Comme plusieurs personnes, j’ai réécouté les six premiers films de la série Star Wars avant d’aller voir le septième sur un grand écran en fin de semaine – un autre truc pas original.

Ne vous attendez pas à une critique du film ici, j’ai des collègues qui l’ont fait déjà et d’autres qui le feront encore, sans parler de tous les commentaires émis partout sur les Internets par à peu près tout le monde.

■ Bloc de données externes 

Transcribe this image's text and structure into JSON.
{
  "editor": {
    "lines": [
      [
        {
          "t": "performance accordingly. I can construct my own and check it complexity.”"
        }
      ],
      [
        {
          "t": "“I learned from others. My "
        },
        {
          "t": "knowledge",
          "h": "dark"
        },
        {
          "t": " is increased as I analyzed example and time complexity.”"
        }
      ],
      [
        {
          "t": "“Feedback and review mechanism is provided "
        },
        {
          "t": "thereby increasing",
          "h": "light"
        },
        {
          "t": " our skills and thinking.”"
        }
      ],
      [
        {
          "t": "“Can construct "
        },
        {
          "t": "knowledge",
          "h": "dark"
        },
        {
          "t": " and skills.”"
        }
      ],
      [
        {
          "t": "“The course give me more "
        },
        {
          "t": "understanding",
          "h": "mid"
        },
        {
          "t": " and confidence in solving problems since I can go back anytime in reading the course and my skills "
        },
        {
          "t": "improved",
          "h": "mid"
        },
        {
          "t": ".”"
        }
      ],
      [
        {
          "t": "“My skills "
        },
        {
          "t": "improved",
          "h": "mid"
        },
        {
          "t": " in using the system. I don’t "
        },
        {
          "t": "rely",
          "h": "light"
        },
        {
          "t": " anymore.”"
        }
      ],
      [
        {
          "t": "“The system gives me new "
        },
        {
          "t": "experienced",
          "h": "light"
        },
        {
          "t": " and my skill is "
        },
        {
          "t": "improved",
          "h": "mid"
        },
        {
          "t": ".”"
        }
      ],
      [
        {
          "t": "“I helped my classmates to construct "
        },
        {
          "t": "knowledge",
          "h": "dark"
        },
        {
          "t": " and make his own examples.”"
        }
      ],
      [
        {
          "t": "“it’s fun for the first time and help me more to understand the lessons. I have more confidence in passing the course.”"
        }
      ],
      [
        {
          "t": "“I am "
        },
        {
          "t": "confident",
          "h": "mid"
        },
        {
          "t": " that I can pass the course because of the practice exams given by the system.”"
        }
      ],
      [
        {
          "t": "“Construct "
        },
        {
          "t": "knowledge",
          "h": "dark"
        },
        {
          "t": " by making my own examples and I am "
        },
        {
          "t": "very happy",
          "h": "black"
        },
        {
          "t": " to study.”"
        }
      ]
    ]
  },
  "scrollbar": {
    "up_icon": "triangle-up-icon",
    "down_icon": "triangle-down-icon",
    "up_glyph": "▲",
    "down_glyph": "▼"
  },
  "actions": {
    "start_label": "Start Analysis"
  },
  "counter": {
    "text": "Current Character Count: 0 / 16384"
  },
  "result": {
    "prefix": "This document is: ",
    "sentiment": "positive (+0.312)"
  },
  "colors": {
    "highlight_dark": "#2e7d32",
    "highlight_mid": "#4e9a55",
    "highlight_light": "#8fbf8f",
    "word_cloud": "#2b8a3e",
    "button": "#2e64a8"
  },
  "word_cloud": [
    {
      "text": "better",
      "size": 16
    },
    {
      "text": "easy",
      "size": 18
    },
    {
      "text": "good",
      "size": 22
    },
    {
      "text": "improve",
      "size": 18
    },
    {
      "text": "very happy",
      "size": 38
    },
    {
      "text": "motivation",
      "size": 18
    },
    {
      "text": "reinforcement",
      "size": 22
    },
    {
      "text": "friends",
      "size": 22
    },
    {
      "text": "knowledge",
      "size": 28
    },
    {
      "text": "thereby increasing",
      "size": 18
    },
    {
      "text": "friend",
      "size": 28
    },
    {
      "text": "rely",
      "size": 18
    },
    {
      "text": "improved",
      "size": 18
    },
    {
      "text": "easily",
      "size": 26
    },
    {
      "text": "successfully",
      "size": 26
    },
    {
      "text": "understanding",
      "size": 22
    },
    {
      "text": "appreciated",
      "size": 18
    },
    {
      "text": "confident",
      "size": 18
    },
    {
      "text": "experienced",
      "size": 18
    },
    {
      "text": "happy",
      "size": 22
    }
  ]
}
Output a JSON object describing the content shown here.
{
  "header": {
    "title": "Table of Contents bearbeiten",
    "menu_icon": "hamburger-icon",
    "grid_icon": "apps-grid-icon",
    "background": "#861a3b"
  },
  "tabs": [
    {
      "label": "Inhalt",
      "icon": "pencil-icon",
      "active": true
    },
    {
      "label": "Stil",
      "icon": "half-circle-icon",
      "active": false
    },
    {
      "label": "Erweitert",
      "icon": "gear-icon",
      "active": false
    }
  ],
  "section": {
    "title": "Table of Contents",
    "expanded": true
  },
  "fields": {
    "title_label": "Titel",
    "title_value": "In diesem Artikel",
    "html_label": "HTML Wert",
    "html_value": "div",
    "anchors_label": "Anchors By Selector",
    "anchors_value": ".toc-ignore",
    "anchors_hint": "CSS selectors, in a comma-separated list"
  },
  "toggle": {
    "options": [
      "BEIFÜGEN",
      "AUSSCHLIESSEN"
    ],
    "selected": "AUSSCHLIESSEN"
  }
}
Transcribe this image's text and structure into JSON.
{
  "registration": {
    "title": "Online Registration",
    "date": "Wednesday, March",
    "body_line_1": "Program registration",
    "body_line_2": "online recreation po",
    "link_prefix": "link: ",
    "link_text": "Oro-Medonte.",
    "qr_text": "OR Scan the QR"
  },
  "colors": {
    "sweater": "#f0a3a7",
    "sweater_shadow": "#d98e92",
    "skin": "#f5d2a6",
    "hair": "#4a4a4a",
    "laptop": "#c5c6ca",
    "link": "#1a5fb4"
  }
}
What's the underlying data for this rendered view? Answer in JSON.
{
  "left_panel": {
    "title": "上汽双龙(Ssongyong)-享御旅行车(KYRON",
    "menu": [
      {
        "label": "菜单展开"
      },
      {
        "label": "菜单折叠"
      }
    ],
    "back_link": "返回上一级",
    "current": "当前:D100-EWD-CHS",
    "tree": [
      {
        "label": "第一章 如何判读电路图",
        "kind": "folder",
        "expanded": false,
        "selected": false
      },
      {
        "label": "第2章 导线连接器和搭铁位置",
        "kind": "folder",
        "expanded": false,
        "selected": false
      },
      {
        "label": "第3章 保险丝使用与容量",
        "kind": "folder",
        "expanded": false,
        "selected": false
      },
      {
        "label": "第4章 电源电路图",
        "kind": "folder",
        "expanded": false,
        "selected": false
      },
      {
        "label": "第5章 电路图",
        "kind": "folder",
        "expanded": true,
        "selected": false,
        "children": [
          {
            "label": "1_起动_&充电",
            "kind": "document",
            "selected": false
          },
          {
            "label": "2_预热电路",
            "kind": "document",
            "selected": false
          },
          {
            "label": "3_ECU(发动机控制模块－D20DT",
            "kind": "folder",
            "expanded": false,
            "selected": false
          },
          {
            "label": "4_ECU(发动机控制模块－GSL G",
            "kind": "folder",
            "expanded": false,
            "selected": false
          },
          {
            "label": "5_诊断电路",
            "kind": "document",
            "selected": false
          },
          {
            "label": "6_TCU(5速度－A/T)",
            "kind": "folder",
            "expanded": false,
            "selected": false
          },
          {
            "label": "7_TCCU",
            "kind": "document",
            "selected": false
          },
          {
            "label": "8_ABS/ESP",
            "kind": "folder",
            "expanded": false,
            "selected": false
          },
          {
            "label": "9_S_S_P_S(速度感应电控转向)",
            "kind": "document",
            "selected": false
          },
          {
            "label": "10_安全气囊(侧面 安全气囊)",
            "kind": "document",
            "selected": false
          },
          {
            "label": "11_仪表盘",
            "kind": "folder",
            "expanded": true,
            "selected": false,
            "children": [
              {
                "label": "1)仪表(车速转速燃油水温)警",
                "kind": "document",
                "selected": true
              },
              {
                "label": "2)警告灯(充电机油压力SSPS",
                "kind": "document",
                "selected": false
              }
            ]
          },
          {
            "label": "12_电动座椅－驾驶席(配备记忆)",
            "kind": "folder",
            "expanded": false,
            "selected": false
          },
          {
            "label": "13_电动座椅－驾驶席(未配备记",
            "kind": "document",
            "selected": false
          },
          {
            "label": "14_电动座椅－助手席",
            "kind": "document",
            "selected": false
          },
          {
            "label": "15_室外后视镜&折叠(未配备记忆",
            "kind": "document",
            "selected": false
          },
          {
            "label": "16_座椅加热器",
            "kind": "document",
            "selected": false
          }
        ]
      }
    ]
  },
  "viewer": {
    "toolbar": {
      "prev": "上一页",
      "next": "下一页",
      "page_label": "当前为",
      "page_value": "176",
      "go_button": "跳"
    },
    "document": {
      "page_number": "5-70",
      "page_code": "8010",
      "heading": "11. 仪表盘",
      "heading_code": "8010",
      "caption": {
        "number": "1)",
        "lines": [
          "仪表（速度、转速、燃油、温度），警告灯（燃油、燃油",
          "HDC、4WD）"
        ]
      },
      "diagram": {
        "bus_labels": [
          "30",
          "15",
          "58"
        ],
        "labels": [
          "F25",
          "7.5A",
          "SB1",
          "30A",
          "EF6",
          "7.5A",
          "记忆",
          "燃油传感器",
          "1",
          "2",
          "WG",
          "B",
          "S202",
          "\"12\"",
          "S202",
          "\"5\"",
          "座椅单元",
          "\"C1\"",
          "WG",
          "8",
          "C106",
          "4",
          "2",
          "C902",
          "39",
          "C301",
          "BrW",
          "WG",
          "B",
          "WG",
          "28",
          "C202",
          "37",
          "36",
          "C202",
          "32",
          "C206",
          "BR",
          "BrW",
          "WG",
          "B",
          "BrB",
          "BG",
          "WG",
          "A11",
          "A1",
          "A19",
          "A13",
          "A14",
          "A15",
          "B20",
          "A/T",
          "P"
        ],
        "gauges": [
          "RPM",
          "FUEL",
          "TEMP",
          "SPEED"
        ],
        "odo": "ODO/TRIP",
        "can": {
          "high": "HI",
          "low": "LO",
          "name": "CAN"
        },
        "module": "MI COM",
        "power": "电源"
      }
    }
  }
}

Outre que les épisodes I, II et III auraient vraiment pu être meilleurs et que George Lucas n’aurait jamais dû retoucher ses films originaux avec de maladroites retouches infographiques, quelque chose m’a particulièrement touché dans le long parcours d’Anakin et de Luke Skywalker… et qui semble se continuer avec Kylo Ren/Ben Solo – je viens de faire un divulgâcheur et je l’assume pleinement.

Bien sûr, il y a cette grande philosophie du Bien et du Mal, du côté lumineux et obscur de la Force. D’ailleurs, c’est fou comment j’ai pu être influencé par Yoda dans ma vision du Bien. Je suis incapable de la moindre miette de haine et c’est sûrement de sa faute. «La peur est le chemin vers le côté obscur : la peur mène à la colère, la colère mène à la haine, la haine… mène à la souffrance.», ça m’est foutrement rentré dans la tête.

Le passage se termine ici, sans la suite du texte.